Storage: This data is generally stored in the same locations as services data.

Use: We use this data to provide, maintain, support, and improve our services. We may also publish this data to the extent that it does not contain customer confidential information, or if it has been anonymized and de-identified. For example, we may publish useful or interesting information for customers such as “X% of customers have users who work from more than Y locations.” or “The average Twingate user has X.X devices that they use to access corporate resources, and of those devices Y% are mobile.“

What types of customer data does Twingate DNS Filtering process?

Twingate DNS Filtering gives organizations the ability to control what websites their users can access. By default, DNS Filtering will automatically protect users from a wide range of potential security threats, blocking sites known to host phishing, distribute malware, and more. Additionally, DNS Filtering can be used to restrict what kinds of content users can access, restricting access to things ranging from unauthorized SaaS apps to websites not appropriate for work.

Data Processed: DNS Filtering, when enabled by an administrator, collects and logs the domain names that users attempt to access on their devices (including the time of access, the user’s identity, and details about the user’s device). This data is only collected from users who are running the Twingate Client and who are not excluded from having DNS filtering applied to them by an administrator.

Storage: DNS Filtering log files are stored on Twingate’s infrastructure, which is located on servers in the United States (some of which are provided by vendors such as Google Cloud).

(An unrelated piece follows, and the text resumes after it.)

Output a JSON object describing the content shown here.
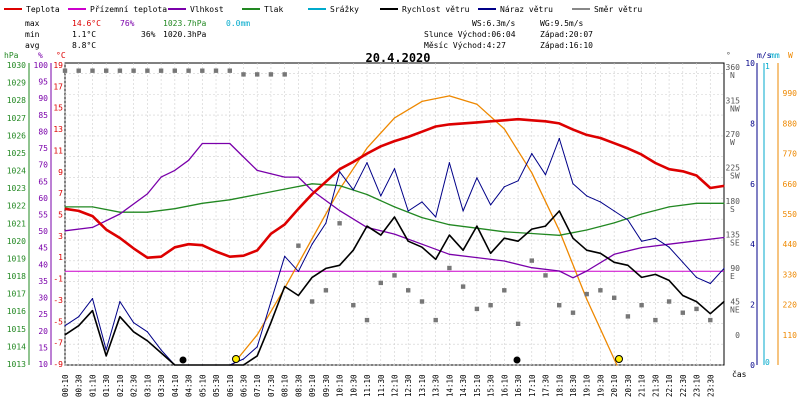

Use: We only use this data to provide, maintain, support, and improve our service. For example, we may need to access this data to troubleshoot a support request, and in addressing that request we may make changes to the service that improves its accuracy, reliability, or performance.

Where is Twingate’s workforce located?

Twingate is based in the United States with a subsidiary in Israel that focuses on development. Like virtually all technology companies, we work with a variety of vendors and contractors in different locations who help us to provide our services. To help ensure that all customer data handled by them is handled appropriately and in accordance with our obligations to customers, we conduct due diligence and impose relevant contractual requirements on them.